Лица без гражданства выиграли иск у Российской Федерации.
Роман Романов: Мадина, скажите, чем привлекло внимание Управления Верховного комиссара ООН по делам беженцев дело «Лакатош и другие против России»? Почему вы обратили на него внимание?
Мадина Чеджемова: Об этом деле наша организация узнала в конце прошлого года от адвоката и от антидискриминационного центра «Мемориал». Мы сразу же очень заинтересовались, потому что это дело вскрывает целый спектр проблем, которые вытекают из проблемы безгражданства. Оно во многом показательно.
Р.Р.: Хорошо. Нас наверняка будут смотреть люди, которые не в курсе, которые не знают деталей этого дела, опишите в двух словах, что произошло? В чем проблема?
М.Ч.: Заявители родом из Украины. Они нелегально приехали в Российскую Федерацию, и определенное количество лет жили в таборе в Ленинградской области. Во время спецоперации «Табор» их задержали. В суд было передано дело об административном выдворении. Судом было принято соответствующее решение. И уже на определенной стадии, когда сроки конституционного обжалования, к сожалению, истекли, об этом деле стало известно адвокатам, с которыми мы работаем. Изначально работа адвоката была больше нацелена на условия содержания.

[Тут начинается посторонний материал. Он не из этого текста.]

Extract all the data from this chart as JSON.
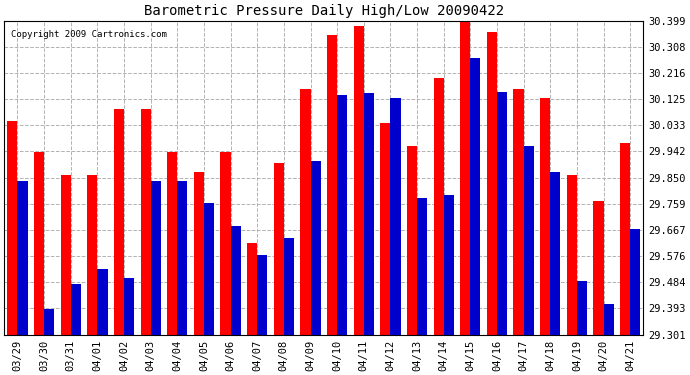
{
  "title": "Barometric Pressure Daily High/Low 20090422",
  "copyright": "Copyright 2009 Cartronics.com",
  "dates": [
    "03/29",
    "03/30",
    "03/31",
    "04/01",
    "04/02",
    "04/03",
    "04/04",
    "04/05",
    "04/06",
    "04/07",
    "04/08",
    "04/09",
    "04/10",
    "04/11",
    "04/12",
    "04/13",
    "04/14",
    "04/15",
    "04/16",
    "04/17",
    "04/18",
    "04/19",
    "04/20",
    "04/21"
  ],
  "highs": [
    30.05,
    29.94,
    29.86,
    29.86,
    30.09,
    30.09,
    29.94,
    29.87,
    29.94,
    29.62,
    29.9,
    30.16,
    30.35,
    30.38,
    30.04,
    29.96,
    30.2,
    30.399,
    30.36,
    30.16,
    30.13,
    29.86,
    29.77,
    29.97
  ],
  "lows": [
    29.84,
    29.39,
    29.48,
    29.53,
    29.5,
    29.84,
    29.84,
    29.76,
    29.68,
    29.58,
    29.64,
    29.91,
    30.14,
    30.145,
    30.13,
    29.78,
    29.79,
    30.27,
    30.15,
    29.96,
    29.87,
    29.49,
    29.41,
    29.67
  ],
  "high_color": "#ff0000",
  "low_color": "#0000cc",
  "bg_color": "#ffffff",
  "grid_color": "#aaaaaa",
  "yticks": [
    29.301,
    29.393,
    29.484,
    29.576,
    29.667,
    29.759,
    29.85,
    29.942,
    30.033,
    30.125,
    30.216,
    30.308,
    30.399
  ],
  "ymin": 29.301,
  "ymax": 30.399,
  "bar_width": 0.38
}
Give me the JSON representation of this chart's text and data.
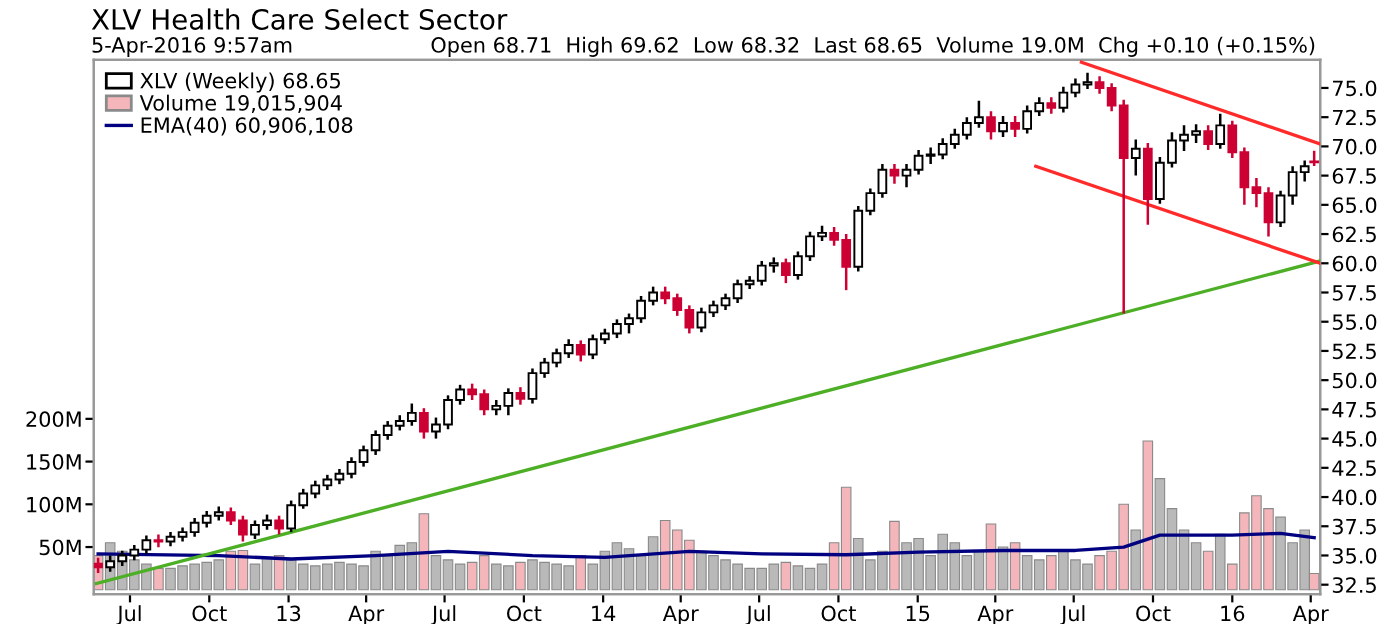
{
  "chart_data": {
    "type": "candlestick",
    "title": "XLV Health Care Select Sector",
    "subtitle": "5-Apr-2016 9:57am",
    "annotations": [
      "Open 68.71  High 69.62  Low 68.32  Last 68.65  Volume 19.0M  Chg +0.10 (+0.15%)"
    ],
    "x": [
      "2012-05-25",
      "2012-06-08",
      "2012-06-22",
      "2012-07-06",
      "2012-07-20",
      "2012-08-03",
      "2012-08-17",
      "2012-08-31",
      "2012-09-14",
      "2012-09-28",
      "2012-10-12",
      "2012-10-26",
      "2012-11-09",
      "2012-11-23",
      "2012-12-07",
      "2012-12-21",
      "2013-01-04",
      "2013-01-18",
      "2013-02-01",
      "2013-02-15",
      "2013-03-01",
      "2013-03-15",
      "2013-03-29",
      "2013-04-12",
      "2013-04-26",
      "2013-05-10",
      "2013-05-24",
      "2013-06-07",
      "2013-06-21",
      "2013-07-05",
      "2013-07-19",
      "2013-08-02",
      "2013-08-16",
      "2013-08-30",
      "2013-09-13",
      "2013-09-27",
      "2013-10-11",
      "2013-10-25",
      "2013-11-08",
      "2013-11-22",
      "2013-12-06",
      "2013-12-20",
      "2014-01-03",
      "2014-01-17",
      "2014-01-31",
      "2014-02-14",
      "2014-02-28",
      "2014-03-14",
      "2014-03-28",
      "2014-04-11",
      "2014-04-25",
      "2014-05-09",
      "2014-05-23",
      "2014-06-06",
      "2014-06-20",
      "2014-07-04",
      "2014-07-18",
      "2014-08-01",
      "2014-08-15",
      "2014-08-29",
      "2014-09-12",
      "2014-09-26",
      "2014-10-10",
      "2014-10-24",
      "2014-11-07",
      "2014-11-21",
      "2014-12-05",
      "2014-12-19",
      "2015-01-02",
      "2015-01-16",
      "2015-01-30",
      "2015-02-13",
      "2015-02-27",
      "2015-03-13",
      "2015-03-27",
      "2015-04-10",
      "2015-04-24",
      "2015-05-08",
      "2015-05-22",
      "2015-06-05",
      "2015-06-19",
      "2015-07-03",
      "2015-07-17",
      "2015-07-31",
      "2015-08-14",
      "2015-08-28",
      "2015-09-11",
      "2015-09-25",
      "2015-10-09",
      "2015-10-23",
      "2015-11-06",
      "2015-11-20",
      "2015-12-04",
      "2015-12-18",
      "2016-01-01",
      "2016-01-15",
      "2016-01-29",
      "2016-02-12",
      "2016-02-26",
      "2016-03-11",
      "2016-03-25",
      "2016-04-05"
    ],
    "series": [
      {
        "name": "XLV (Weekly) 68.65",
        "colors": [
          "#cc0033",
          "#ffffff",
          "#ffffff",
          "#ffffff",
          "#ffffff",
          "#cc0033",
          "#ffffff",
          "#ffffff",
          "#ffffff",
          "#ffffff",
          "#ffffff",
          "#cc0033",
          "#cc0033",
          "#ffffff",
          "#ffffff",
          "#cc0033",
          "#ffffff",
          "#ffffff",
          "#ffffff",
          "#ffffff",
          "#ffffff",
          "#ffffff",
          "#ffffff",
          "#ffffff",
          "#ffffff",
          "#ffffff",
          "#ffffff",
          "#cc0033",
          "#ffffff",
          "#ffffff",
          "#ffffff",
          "#cc0033",
          "#cc0033",
          "#ffffff",
          "#ffffff",
          "#cc0033",
          "#ffffff",
          "#ffffff",
          "#ffffff",
          "#ffffff",
          "#cc0033",
          "#ffffff",
          "#ffffff",
          "#ffffff",
          "#ffffff",
          "#ffffff",
          "#ffffff",
          "#cc0033",
          "#cc0033",
          "#cc0033",
          "#ffffff",
          "#ffffff",
          "#ffffff",
          "#ffffff",
          "#ffffff",
          "#ffffff",
          "#ffffff",
          "#cc0033",
          "#ffffff",
          "#ffffff",
          "#ffffff",
          "#cc0033",
          "#cc0033",
          "#ffffff",
          "#ffffff",
          "#ffffff",
          "#cc0033",
          "#ffffff",
          "#ffffff",
          "#ffffff",
          "#ffffff",
          "#ffffff",
          "#ffffff",
          "#ffffff",
          "#cc0033",
          "#ffffff",
          "#cc0033",
          "#ffffff",
          "#ffffff",
          "#cc0033",
          "#ffffff",
          "#ffffff",
          "#ffffff",
          "#cc0033",
          "#cc0033",
          "#cc0033",
          "#ffffff",
          "#cc0033",
          "#ffffff",
          "#ffffff",
          "#ffffff",
          "#ffffff",
          "#cc0033",
          "#ffffff",
          "#cc0033",
          "#cc0033",
          "#cc0033",
          "#cc0033",
          "#ffffff",
          "#ffffff",
          "#ffffff",
          "#cc0033"
        ],
        "ohlc": [
          [
            34.3,
            34.8,
            33.5,
            34.0
          ],
          [
            34.0,
            35.0,
            33.6,
            34.5
          ],
          [
            34.5,
            35.4,
            34.1,
            35.0
          ],
          [
            35.0,
            35.9,
            34.6,
            35.5
          ],
          [
            35.5,
            36.7,
            35.1,
            36.3
          ],
          [
            36.3,
            36.8,
            35.7,
            36.2
          ],
          [
            36.2,
            37.0,
            35.8,
            36.6
          ],
          [
            36.6,
            37.4,
            36.2,
            37.0
          ],
          [
            37.0,
            38.2,
            36.6,
            37.8
          ],
          [
            37.8,
            38.8,
            37.4,
            38.4
          ],
          [
            38.4,
            39.2,
            38.0,
            38.7
          ],
          [
            38.7,
            39.1,
            37.6,
            38.0
          ],
          [
            38.0,
            38.4,
            36.2,
            36.8
          ],
          [
            36.8,
            38.0,
            36.4,
            37.6
          ],
          [
            37.6,
            38.5,
            37.2,
            38.0
          ],
          [
            38.0,
            38.4,
            36.8,
            37.3
          ],
          [
            37.3,
            39.7,
            37.0,
            39.3
          ],
          [
            39.3,
            40.7,
            39.0,
            40.3
          ],
          [
            40.3,
            41.4,
            39.9,
            41.0
          ],
          [
            41.0,
            41.9,
            40.6,
            41.5
          ],
          [
            41.5,
            42.4,
            41.1,
            42.0
          ],
          [
            42.0,
            43.4,
            41.6,
            43.0
          ],
          [
            43.0,
            44.4,
            42.6,
            44.0
          ],
          [
            44.0,
            45.7,
            43.6,
            45.3
          ],
          [
            45.3,
            46.5,
            44.9,
            46.1
          ],
          [
            46.1,
            47.0,
            45.7,
            46.5
          ],
          [
            46.5,
            48.0,
            46.1,
            47.2
          ],
          [
            47.2,
            47.6,
            45.0,
            45.6
          ],
          [
            45.6,
            46.8,
            45.0,
            46.2
          ],
          [
            46.2,
            48.7,
            45.8,
            48.3
          ],
          [
            48.3,
            49.6,
            47.9,
            49.2
          ],
          [
            49.2,
            49.7,
            48.3,
            48.8
          ],
          [
            48.8,
            49.2,
            47.0,
            47.5
          ],
          [
            47.5,
            48.3,
            47.0,
            47.8
          ],
          [
            47.8,
            49.3,
            47.0,
            48.9
          ],
          [
            48.9,
            49.4,
            47.9,
            48.4
          ],
          [
            48.4,
            51.0,
            48.0,
            50.6
          ],
          [
            50.6,
            51.9,
            50.2,
            51.5
          ],
          [
            51.5,
            52.7,
            51.1,
            52.3
          ],
          [
            52.3,
            53.5,
            51.9,
            53.0
          ],
          [
            53.0,
            53.4,
            51.6,
            52.2
          ],
          [
            52.2,
            53.9,
            51.8,
            53.5
          ],
          [
            53.5,
            54.4,
            53.1,
            54.0
          ],
          [
            54.0,
            55.2,
            53.6,
            54.8
          ],
          [
            54.8,
            55.7,
            54.0,
            55.3
          ],
          [
            55.3,
            57.2,
            54.9,
            56.8
          ],
          [
            56.8,
            58.0,
            56.4,
            57.5
          ],
          [
            57.5,
            58.0,
            56.5,
            57.0
          ],
          [
            57.0,
            57.4,
            55.5,
            56.0
          ],
          [
            56.0,
            56.4,
            54.0,
            54.5
          ],
          [
            54.5,
            56.2,
            54.1,
            55.8
          ],
          [
            55.8,
            56.8,
            55.4,
            56.4
          ],
          [
            56.4,
            57.4,
            56.0,
            57.0
          ],
          [
            57.0,
            58.6,
            56.6,
            58.2
          ],
          [
            58.2,
            58.9,
            57.8,
            58.5
          ],
          [
            58.5,
            60.2,
            58.1,
            59.8
          ],
          [
            59.8,
            60.5,
            59.2,
            60.0
          ],
          [
            60.0,
            60.4,
            58.3,
            59.0
          ],
          [
            59.0,
            61.0,
            58.6,
            60.6
          ],
          [
            60.6,
            62.7,
            60.2,
            62.3
          ],
          [
            62.3,
            63.2,
            61.9,
            62.6
          ],
          [
            62.6,
            63.1,
            61.5,
            62.0
          ],
          [
            62.0,
            62.5,
            57.7,
            59.7
          ],
          [
            59.7,
            64.9,
            59.3,
            64.5
          ],
          [
            64.5,
            66.4,
            64.1,
            66.0
          ],
          [
            66.0,
            68.5,
            65.6,
            68.0
          ],
          [
            68.0,
            68.5,
            66.8,
            67.5
          ],
          [
            67.5,
            68.5,
            66.5,
            68.0
          ],
          [
            68.0,
            69.7,
            67.6,
            69.2
          ],
          [
            69.2,
            69.9,
            68.5,
            69.3
          ],
          [
            69.3,
            70.7,
            68.9,
            70.2
          ],
          [
            70.2,
            71.5,
            69.8,
            71.0
          ],
          [
            71.0,
            72.5,
            70.6,
            72.0
          ],
          [
            72.0,
            73.9,
            71.6,
            72.5
          ],
          [
            72.5,
            73.0,
            70.6,
            71.3
          ],
          [
            71.3,
            72.6,
            70.8,
            72.0
          ],
          [
            72.0,
            72.6,
            70.8,
            71.5
          ],
          [
            71.5,
            73.5,
            71.1,
            73.0
          ],
          [
            73.0,
            74.2,
            72.6,
            73.7
          ],
          [
            73.7,
            74.2,
            72.8,
            73.3
          ],
          [
            73.3,
            75.1,
            72.9,
            74.6
          ],
          [
            74.6,
            75.8,
            74.2,
            75.3
          ],
          [
            75.3,
            76.3,
            74.9,
            75.5
          ],
          [
            75.5,
            76.0,
            74.5,
            75.0
          ],
          [
            75.0,
            75.4,
            73.0,
            73.5
          ],
          [
            73.5,
            74.0,
            55.7,
            69.0
          ],
          [
            69.0,
            70.6,
            67.5,
            69.8
          ],
          [
            69.8,
            70.3,
            63.3,
            65.5
          ],
          [
            65.5,
            69.1,
            65.1,
            68.6
          ],
          [
            68.6,
            71.2,
            68.2,
            70.5
          ],
          [
            70.5,
            71.8,
            69.6,
            71.0
          ],
          [
            71.0,
            71.9,
            70.3,
            71.3
          ],
          [
            71.3,
            71.8,
            69.7,
            70.2
          ],
          [
            70.2,
            72.8,
            69.8,
            71.8
          ],
          [
            71.8,
            72.2,
            69.0,
            69.5
          ],
          [
            69.5,
            69.9,
            65.0,
            66.5
          ],
          [
            66.5,
            67.3,
            64.8,
            66.0
          ],
          [
            66.0,
            66.5,
            62.3,
            63.5
          ],
          [
            63.5,
            66.2,
            63.1,
            65.8
          ],
          [
            65.8,
            68.3,
            65.0,
            67.8
          ],
          [
            67.8,
            68.8,
            67.0,
            68.3
          ],
          [
            68.71,
            69.62,
            68.32,
            68.65
          ]
        ]
      },
      {
        "type": "bar",
        "axis": "y2",
        "name": "Volume 19,015,904",
        "values": [
          40,
          55,
          45,
          35,
          30,
          25,
          25,
          28,
          30,
          32,
          35,
          45,
          46,
          30,
          38,
          40,
          35,
          30,
          28,
          30,
          32,
          30,
          28,
          45,
          40,
          52,
          55,
          89,
          40,
          35,
          30,
          32,
          40,
          30,
          28,
          32,
          35,
          32,
          30,
          28,
          40,
          30,
          45,
          55,
          48,
          40,
          62,
          81,
          70,
          58,
          45,
          40,
          35,
          30,
          25,
          25,
          30,
          32,
          28,
          25,
          30,
          55,
          120,
          60,
          35,
          45,
          80,
          55,
          60,
          40,
          65,
          55,
          40,
          45,
          77,
          50,
          55,
          40,
          35,
          40,
          45,
          35,
          30,
          40,
          45,
          100,
          70,
          174,
          130,
          95,
          70,
          55,
          45,
          65,
          30,
          90,
          110,
          95,
          85,
          55,
          70,
          19
        ],
        "colors": [
          "#f4b6ba",
          "#b9b9b9",
          "#b9b9b9",
          "#b9b9b9",
          "#b9b9b9",
          "#f4b6ba",
          "#b9b9b9",
          "#b9b9b9",
          "#b9b9b9",
          "#b9b9b9",
          "#b9b9b9",
          "#f4b6ba",
          "#f4b6ba",
          "#b9b9b9",
          "#b9b9b9",
          "#f4b6ba",
          "#b9b9b9",
          "#b9b9b9",
          "#b9b9b9",
          "#b9b9b9",
          "#b9b9b9",
          "#b9b9b9",
          "#b9b9b9",
          "#b9b9b9",
          "#b9b9b9",
          "#b9b9b9",
          "#b9b9b9",
          "#f4b6ba",
          "#b9b9b9",
          "#b9b9b9",
          "#b9b9b9",
          "#f4b6ba",
          "#f4b6ba",
          "#b9b9b9",
          "#b9b9b9",
          "#f4b6ba",
          "#b9b9b9",
          "#b9b9b9",
          "#b9b9b9",
          "#b9b9b9",
          "#f4b6ba",
          "#b9b9b9",
          "#b9b9b9",
          "#b9b9b9",
          "#b9b9b9",
          "#b9b9b9",
          "#b9b9b9",
          "#f4b6ba",
          "#f4b6ba",
          "#f4b6ba",
          "#b9b9b9",
          "#b9b9b9",
          "#b9b9b9",
          "#b9b9b9",
          "#b9b9b9",
          "#b9b9b9",
          "#b9b9b9",
          "#f4b6ba",
          "#b9b9b9",
          "#b9b9b9",
          "#b9b9b9",
          "#f4b6ba",
          "#f4b6ba",
          "#b9b9b9",
          "#b9b9b9",
          "#b9b9b9",
          "#f4b6ba",
          "#b9b9b9",
          "#b9b9b9",
          "#b9b9b9",
          "#b9b9b9",
          "#b9b9b9",
          "#b9b9b9",
          "#b9b9b9",
          "#f4b6ba",
          "#b9b9b9",
          "#f4b6ba",
          "#b9b9b9",
          "#b9b9b9",
          "#f4b6ba",
          "#b9b9b9",
          "#b9b9b9",
          "#b9b9b9",
          "#f4b6ba",
          "#f4b6ba",
          "#f4b6ba",
          "#b9b9b9",
          "#f4b6ba",
          "#b9b9b9",
          "#b9b9b9",
          "#b9b9b9",
          "#b9b9b9",
          "#f4b6ba",
          "#b9b9b9",
          "#f4b6ba",
          "#f4b6ba",
          "#f4b6ba",
          "#f4b6ba",
          "#b9b9b9",
          "#b9b9b9",
          "#b9b9b9",
          "#f4b6ba"
        ]
      },
      {
        "type": "line",
        "axis": "y2",
        "name": "EMA(40) 60,906,108",
        "color": "#000080",
        "x": [
          "2012-05-25",
          "2012-10-12",
          "2013-01-04",
          "2013-04-12",
          "2013-07-05",
          "2013-10-11",
          "2014-01-03",
          "2014-04-11",
          "2014-07-04",
          "2014-10-10",
          "2015-01-02",
          "2015-04-10",
          "2015-07-03",
          "2015-08-28",
          "2015-10-09",
          "2016-01-01",
          "2016-02-26",
          "2016-04-05"
        ],
        "values": [
          42,
          40,
          36,
          40,
          45,
          40,
          38,
          45,
          42,
          41,
          44,
          46,
          46,
          50,
          64,
          64,
          66,
          61
        ]
      },
      {
        "type": "line",
        "color": "#4caf25",
        "x": [
          "2012-05-23",
          "2016-04-12"
        ],
        "values": [
          32.6,
          60.2
        ]
      },
      {
        "type": "line",
        "color": "#ff2a2a",
        "x": [
          "2015-07-10",
          "2016-04-12"
        ],
        "values": [
          77.2,
          70.2
        ]
      },
      {
        "type": "line",
        "color": "#ff2a2a",
        "x": [
          "2015-05-18",
          "2016-04-12"
        ],
        "values": [
          68.3,
          60.0
        ]
      }
    ],
    "xlim": [
      "2012-05-20",
      "2016-04-12"
    ],
    "xticks": [
      {
        "value": "2012-07-01",
        "label": "Jul"
      },
      {
        "value": "2012-10-01",
        "label": "Oct"
      },
      {
        "value": "2013-01-01",
        "label": "13"
      },
      {
        "value": "2013-04-01",
        "label": "Apr"
      },
      {
        "value": "2013-07-01",
        "label": "Jul"
      },
      {
        "value": "2013-10-01",
        "label": "Oct"
      },
      {
        "value": "2014-01-01",
        "label": "14"
      },
      {
        "value": "2014-04-01",
        "label": "Apr"
      },
      {
        "value": "2014-07-01",
        "label": "Jul"
      },
      {
        "value": "2014-10-01",
        "label": "Oct"
      },
      {
        "value": "2015-01-01",
        "label": "15"
      },
      {
        "value": "2015-04-01",
        "label": "Apr"
      },
      {
        "value": "2015-07-01",
        "label": "Jul"
      },
      {
        "value": "2015-10-01",
        "label": "Oct"
      },
      {
        "value": "2016-01-01",
        "label": "16"
      },
      {
        "value": "2016-04-01",
        "label": "Apr"
      }
    ],
    "ylim": [
      31.7,
      77.4
    ],
    "yticks": [
      32.5,
      {
        "value": 35,
        "label": "35.0"
      },
      37.5,
      {
        "value": 40,
        "label": "40.0"
      },
      42.5,
      {
        "value": 45,
        "label": "45.0"
      },
      47.5,
      {
        "value": 50,
        "label": "50.0"
      },
      52.5,
      {
        "value": 55,
        "label": "55.0"
      },
      57.5,
      {
        "value": 60,
        "label": "60.0"
      },
      62.5,
      {
        "value": 65,
        "label": "65.0"
      },
      67.5,
      {
        "value": 70,
        "label": "70.0"
      },
      72.5,
      {
        "value": 75,
        "label": "75.0"
      }
    ],
    "y2lim": [
      -5,
      620
    ],
    "y2ticks": [
      {
        "value": 50,
        "label": "50M"
      },
      {
        "value": 100,
        "label": "100M"
      },
      {
        "value": 150,
        "label": "150M"
      },
      {
        "value": 200,
        "label": "200M"
      }
    ],
    "legend": "top left",
    "grid": false
  }
}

Потому что условия содержания, если вы почитаете об этом деле, были не то, что ниже минимальных стандартов, они просто неприемлемы. Количество лиц, которые содержатся в камерах (содержание таких лиц должно быть бескамерным), условия питания, отсутствие прогулок – все, что относится к условиям содержания, оно ниже всяческих стандартов.
Р.Р.: А как вообще получилось, что у Лакатош, Габора и Форкоша не оказалось гражданства?
М.Ч.: Эти конкретные люди оказались лицами без гражданства. В чем-то по своей вине, но, я считаю, в большей степени по объективным причинам. Дело в том, что это цыгане и в силу менталитета этой этнической группы… Они, в свое время, живя на Украине, как мы предполагаем, не изъявили волю получить гражданство. Приехав в Россию, жили в таборе, где условия проживания и опять же менталитет этой группы не особенно располагает к тому, чтобы пойти к властям и попытаться легализоваться. Впоследствии, когда была проведена спецоперация, эти лица, когда они уже стали известны властям, заявляли, что у них нет документов, но они хотели бы получить их, они хотели бы прибывать здесь легально. Они на самом деле не прятались. Как показывает практика, а уже прошел год с того момента, как мы занимаемся этим делом, ни одним компетентным органом России им не был выдан документ. Эти лица, уже получив многомиллионные компенсации от России, так и остались недокументированными. Стороны пришли к мировому соглашению. И здесь уже дальнейшая работа юридической и нашей организаций невозможна.
Р.Р.: Ели бы пресса, правозащитные организации не обратили на это внимания, что бы было с этими людьми?
М.Ч.: Здесь можно только предполагать. Я думаю, что было бы следующее: они бы отсидели 12 месяцев (как на тот момент предполагало законодательство), вышли бы на свободу, остались бы в нелегализованном состоянии без документов, без права легально прибывать на территории Российской Федерации, вернулись бы в свой табор, и через неделю-месяц опять во время спецоперации их задержали бы и поместили бы в центр, и опять они сидели бы 12 месяцев. Мое предположение, не получи это дело такого развития, это задержание-выход на свободу, задержание-выход на свободу – может продолжаться бесконечное количество раз.
Р.Р.: Хорошо, когда такого человека задерживают, ведь есть проблема, как я понимаю: нелегального мигранта, у которого есть гражданство, по закону полагается выдворить в государство, гражданином которого он является. Что делать с беженцами?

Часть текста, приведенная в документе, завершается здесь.